# Orange blinking light while charging (Toshiba Laptop)



## thecrusticroc (Mar 26, 2017)

Heya,

recently I saw that my power LED of the laptop blinks orange whenever I have the PSU plugged in. It said PSU is plugged in but not charging. Not knowing what to do I kept it in, replugged it multiple times and then my PSU overheated and the electronics probably then burnt (It smelled burnt).
I tried a different PSU which charges for 10-20 seconds and then the same orange blinking reappeared and again it stopped charging. Scared of burning another PSU I unplugged it now and I don't know what to do. The battery still has some % left right now and I'm not sure if it's charging while the computer is off. (It doesn't blink)

Things I tried so far:
- resetting by removing the battery and holding the power button for 30 secs.
- update BIOS but it's already at latest version.

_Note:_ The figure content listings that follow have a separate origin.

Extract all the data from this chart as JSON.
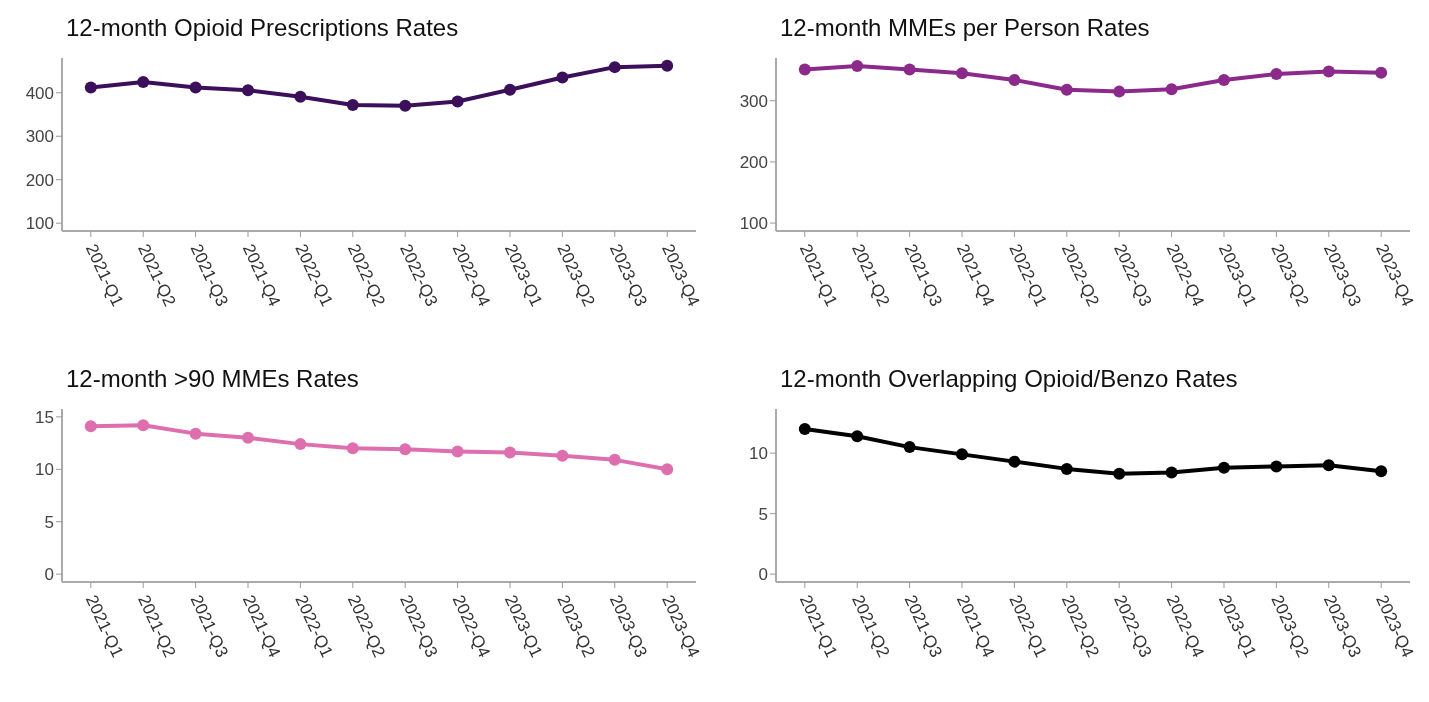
{
  "chart_data": [
    {
      "type": "line",
      "title": "12-month Opioid Prescriptions Rates",
      "categories": [
        "2021-Q1",
        "2021-Q2",
        "2021-Q3",
        "2021-Q4",
        "2022-Q1",
        "2022-Q2",
        "2022-Q3",
        "2022-Q4",
        "2023-Q1",
        "2023-Q2",
        "2023-Q3",
        "2023-Q4"
      ],
      "values": [
        412,
        425,
        412,
        406,
        391,
        372,
        370,
        380,
        407,
        435,
        459,
        462
      ],
      "color": "#3b0f5a",
      "ylim": [
        82,
        480
      ],
      "yticks": [
        100,
        200,
        300,
        400
      ],
      "marker": "circle",
      "grid": false
    },
    {
      "type": "line",
      "title": "12-month MMEs per Person Rates",
      "categories": [
        "2021-Q1",
        "2021-Q2",
        "2021-Q3",
        "2021-Q4",
        "2022-Q1",
        "2022-Q2",
        "2022-Q3",
        "2022-Q4",
        "2023-Q1",
        "2023-Q2",
        "2023-Q3",
        "2023-Q4"
      ],
      "values": [
        351,
        357,
        351,
        345,
        334,
        318,
        315,
        319,
        334,
        344,
        348,
        346
      ],
      "color": "#8c2a8c",
      "ylim": [
        87,
        370
      ],
      "yticks": [
        100,
        200,
        300
      ],
      "marker": "circle",
      "grid": false
    },
    {
      "type": "line",
      "title": "12-month >90 MMEs Rates",
      "categories": [
        "2021-Q1",
        "2021-Q2",
        "2021-Q3",
        "2021-Q4",
        "2022-Q1",
        "2022-Q2",
        "2022-Q3",
        "2022-Q4",
        "2023-Q1",
        "2023-Q2",
        "2023-Q3",
        "2023-Q4"
      ],
      "values": [
        14.1,
        14.2,
        13.4,
        13.0,
        12.4,
        12.0,
        11.9,
        11.7,
        11.6,
        11.3,
        10.9,
        10.0
      ],
      "color": "#de6fae",
      "ylim": [
        -0.75,
        15.75
      ],
      "yticks": [
        0,
        5,
        10,
        15
      ],
      "marker": "circle",
      "grid": false
    },
    {
      "type": "line",
      "title": "12-month Overlapping Opioid/Benzo Rates",
      "categories": [
        "2021-Q1",
        "2021-Q2",
        "2021-Q3",
        "2021-Q4",
        "2022-Q1",
        "2022-Q2",
        "2022-Q3",
        "2022-Q4",
        "2023-Q1",
        "2023-Q2",
        "2023-Q3",
        "2023-Q4"
      ],
      "values": [
        12.0,
        11.4,
        10.5,
        9.9,
        9.3,
        8.7,
        8.3,
        8.4,
        8.8,
        8.9,
        9.0,
        8.5
      ],
      "color": "#000000",
      "ylim": [
        -0.65,
        13.65
      ],
      "yticks": [
        0,
        5,
        10
      ],
      "marker": "circle",
      "grid": false
    }
  ]
}
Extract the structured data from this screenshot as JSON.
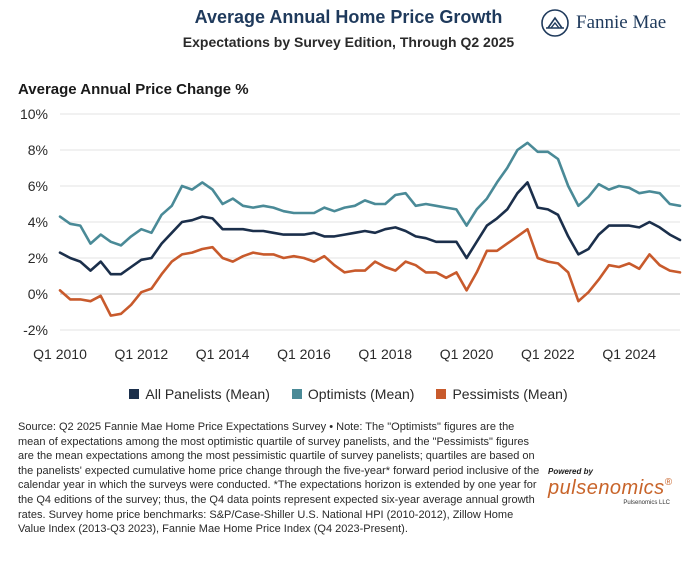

My Laptop is a Toshiba Satellite C660-2NK, PSC1QE-04H002GR and has Windows 7 x64 installed.


----------



## Rich-M (May 2, 2007)

Is the power cord you are using a "compatible" or is it oem?


----------



## thecrusticroc (Mar 26, 2017)

The (burnt) one was the original one which came with the computer from the manifacturer. The one which is currently plugged in is an official one also made by Toshiba.

Quick update: While the computer is off it indeed charges. The only problem lies in charging it while the power is on. After 10-15 seconds of charging the LED starts to blink. Disconnecting and reconnecting the power supply makes it charge again for 10-15 seconds sometimes even minutes before blinking again. This is really odd...


----------



## Rich-M (May 2, 2007)

Maybe it is time to move on I always say that over 3 years it owes you nothing anyway and these days Toshiba is fraught with issues on their laptops anyway.


----------



## thecrusticroc (Mar 26, 2017)

Yeah, I agree. Just thought maybe it's still fixable but let's be honest... it's time to get better gear, it's not that expensive anymore. I'm kinda mixing some components together to build myself a proper PC. Thanks for your help anyways.

Greetings
thecrusticroc


----------